We assume that all operations described here are done within a common Azure Resource Group (RG), in which the Service Principal (SP) you are using has sufficient permissions to:

  • Manage AKS clusters

  • Push Docker images to Azure Container Registry (ACR)

  • Read/write from/to ADLS gen 2

Main steps

Prepare the instance

  • Setup a CentOS 7 Azure VM in your target RG

  • Install and configure Docker CE

  • Install kubectl

  • Setup a non-root user for the dssuser

Install DSS

  • Download DSS, together with the “generic-hadoop3” standalone Hadoop libraries and standalone Spark binaries.

  • Install DSS, see Installing and setting up

  • Build base container-exec and Spark images, see Initial setup

Setup containerized execution configuration in DSS

  • Create a new “Kubernetes” containerized execution configuration

  • Set your-cr.azurecr.io as the “Image registry URL”

  • Push base images

Setup Spark and metastore in DSS

  • Create a new Spark configuration and enable “Managed Spark-on-K8S”

  • Set your-cr.azurecr.io as the “Image registry URL”

  • Push base images

  • Set metastore catalog to “Internal DSS catalog”

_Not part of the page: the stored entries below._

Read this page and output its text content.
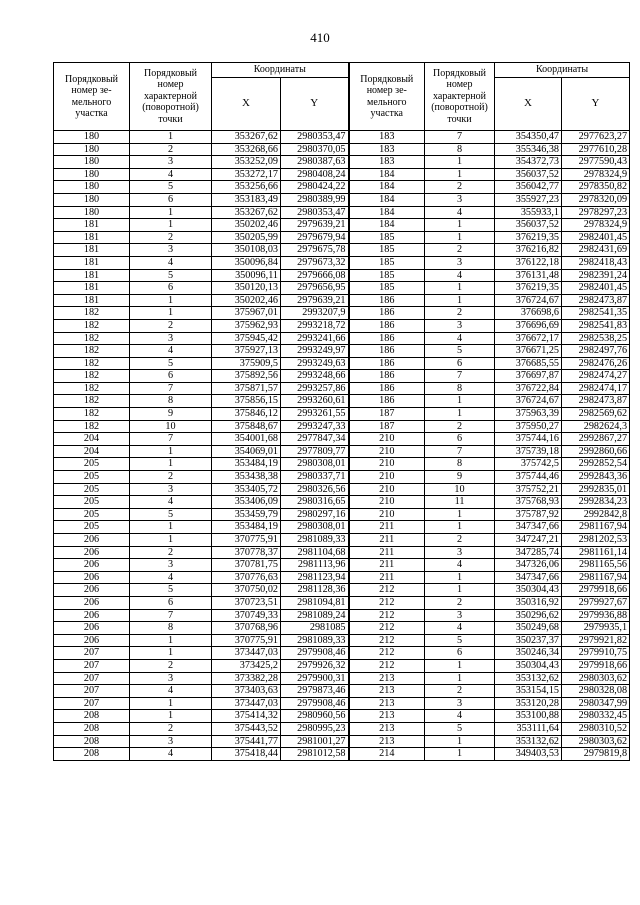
410
Порядковый номер зе-мельного участка	Порядковый номер характерной (поворотной) точки	Координаты		Порядковый номер зе-мельного участка	Порядковый номер характерной (поворотной) точки	Координаты	
		X	Y			X	Y
180	1	353267,62	2980353,47	183	7	354350,47	2977623,27
180	2	353268,66	2980370,05	183	8	355346,38	2977610,28
180	3	353252,09	2980387,63	183	1	354372,73	2977590,43
180	4	353272,17	2980408,24	184	1	356037,52	2978324,9
180	5	353256,66	2980424,22	184	2	356042,77	2978350,82
180	6	353183,49	2980389,99	184	3	355927,23	2978320,09
180	1	353267,62	2980353,47	184	4	355933,1	2978297,23
181	1	350202,46	2979639,21	184	1	356037,52	2978324,9
181	2	350205,99	2979679,94	185	1	376219,35	2982401,45
181	3	350108,03	2979675,78	185	2	376216,82	2982431,69
181	4	350096,84	2979673,32	185	3	376122,18	2982418,43
181	5	350096,11	2979666,08	185	4	376131,48	2982391,24
181	6	350120,13	2979656,95	185	1	376219,35	2982401,45
181	1	350202,46	2979639,21	186	1	376724,67	2982473,87
182	1	375967,01	2993207,9	186	2	376698,6	2982541,35
182	2	375962,93	2993218,72	186	3	376696,69	2982541,83
182	3	375945,42	2993241,66	186	4	376672,17	2982538,25
182	4	375927,13	2993249,97	186	5	376671,25	2982497,76
182	5	375909,5	2993249,63	186	6	376685,55	2982476,26
182	6	375892,56	2993248,66	186	7	376697,87	2982474,27
182	7	375871,57	2993257,86	186	8	376722,84	2982474,17
182	8	375856,15	2993260,61	186	1	376724,67	2982473,87
182	9	375846,12	2993261,55	187	1	375963,39	2982569,62
182	10	375848,67	2993247,33	187	2	375950,27	2982624,3
204	7	354001,68	2977847,34	210	6	375744,16	2992867,27
204	1	354069,01	2977809,77	210	7	375739,18	2992860,66
205	1	353484,19	2980308,01	210	8	375742,5	2992852,54
205	2	353438,38	2980337,71	210	9	375744,46	2992843,36
205	3	353405,72	2980326,56	210	10	375752,21	2992835,01
205	4	353406,09	2980316,65	210	11	375768,93	2992834,23
205	5	353459,79	2980297,16	210	1	375787,92	2992842,8
205	1	353484,19	2980308,01	211	1	347347,66	2981167,94
206	1	370775,91	2981089,33	211	2	347247,21	2981202,53
206	2	370778,37	2981104,68	211	3	347285,74	2981161,14
206	3	370781,75	2981113,96	211	4	347326,06	2981165,56
206	4	370776,63	2981123,94	211	1	347347,66	2981167,94
206	5	370750,02	2981128,36	212	1	350304,43	2979918,66
206	6	370723,51	2981094,81	212	2	350316,92	2979927,67
206	7	370749,33	2981089,24	212	3	350296,62	2979936,88
206	8	370768,96	2981085	212	4	350249,68	2979935,1
206	1	370775,91	2981089,33	212	5	350237,37	2979921,82
207	1	373447,03	2979908,46	212	6	350246,34	2979910,75
207	2	373425,2	2979926,32	212	1	350304,43	2979918,66
207	3	373382,28	2979900,31	213	1	353132,62	2980303,62
207	4	373403,63	2979873,46	213	2	353154,15	2980328,08
207	1	373447,03	2979908,46	213	3	353120,28	2980347,99
208	1	375414,32	2980960,56	213	4	353100,88	2980332,45
208	2	375443,52	2980995,23	213	5	353111,64	2980310,52
208	3	375441,77	2981001,27	213	1	353132,62	2980303,62
208	4	375418,44	2981012,58	214	1	349403,53	2979819,8
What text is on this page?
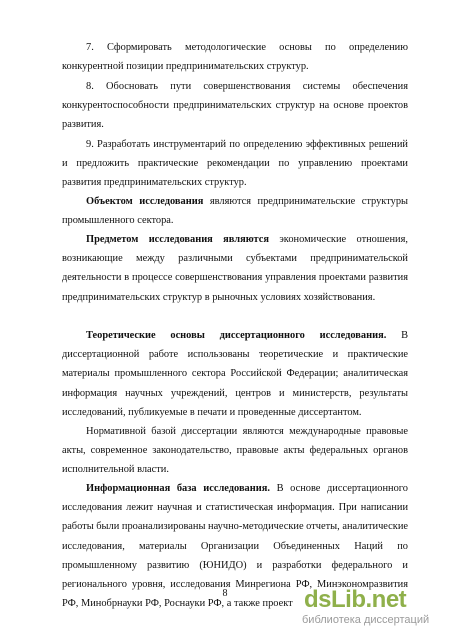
7. Сформировать методологические основы по определению конкурентной позиции предпринимательских структур.

8. Обосновать пути совершенствования системы обеспечения конкурентоспособности предпринимательских структур на основе проектов развития.

9. Разработать инструментарий по определению эффективных решений и предложить практические рекомендации по управлению проектами развития предпринимательских структур.

Объектом исследования являются предпринимательские структуры промышленного сектора.

Предметом исследования являются экономические отношения, возникающие между различными субъектами предпринимательской деятельности в процессе совершенствования управления проектами развития предпринимательских структур в рыночных условиях хозяйствования.

Теоретические основы диссертационного исследования. В диссертационной работе использованы теоретические и практические материалы промышленного сектора Российской Федерации; аналитическая информация научных учреждений, центров и министерств, результаты исследований, публикуемые в печати и проведенные диссертантом.

Нормативной базой диссертации являются международные правовые акты, современное законодательство, правовые акты федеральных органов исполнительной власти.

Информационная база исследования. В основе диссертационного исследования лежит научная и статистическая информация. При написании работы были проанализированы научно-методические отчеты, аналитические исследования, материалы Организации Объединенных Наций по промышленному развитию (ЮНИДО) и разработки федерального и регионального уровня, исследования Минрегиона РФ, Минэкономразвития РФ, Минобрнауки РФ, Роснауки РФ, а также проект

8	dsLib.net
библиотека диссертаций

Setup ADLS gen2 connections

  • Setup as many Azure blob storage connections as required, with appropriate credentials and permissions

  • Make sure that “ABFS” is selected as the HDFS interface

Install AKS plugin

  • Install the AKS plugin

  • Create a new “AKS connection” preset and fill in:

    • the Azure subscription ID

    • the tenant ID

    • the client ID

    • the password (client secret)

  • Create a new “Node pools” preset and fill in:

    • the machine type

    • the default number of nodes

Create your first cluster

  • Create a new cluster, select “Create AKS cluster” and enter the desired name

  • Select the previously created presets

  • In the “Advanced options” section, type an IP range for the Service CIDR (e.g. 10.0.0.0/16) and an IP address for the DNS IP (e.g. 10.0.0.10).

  • Click on “Start/attach”. Cluster creation takes between 5 and 10 minutes.

Use your cluster

  • Create a new DSS project and configure it to use your newly-created cluster

  • You can now perform all Spark operations over Kubernetes

  • ADLS gen2 datasets that are built will sync to the local DSS metastore.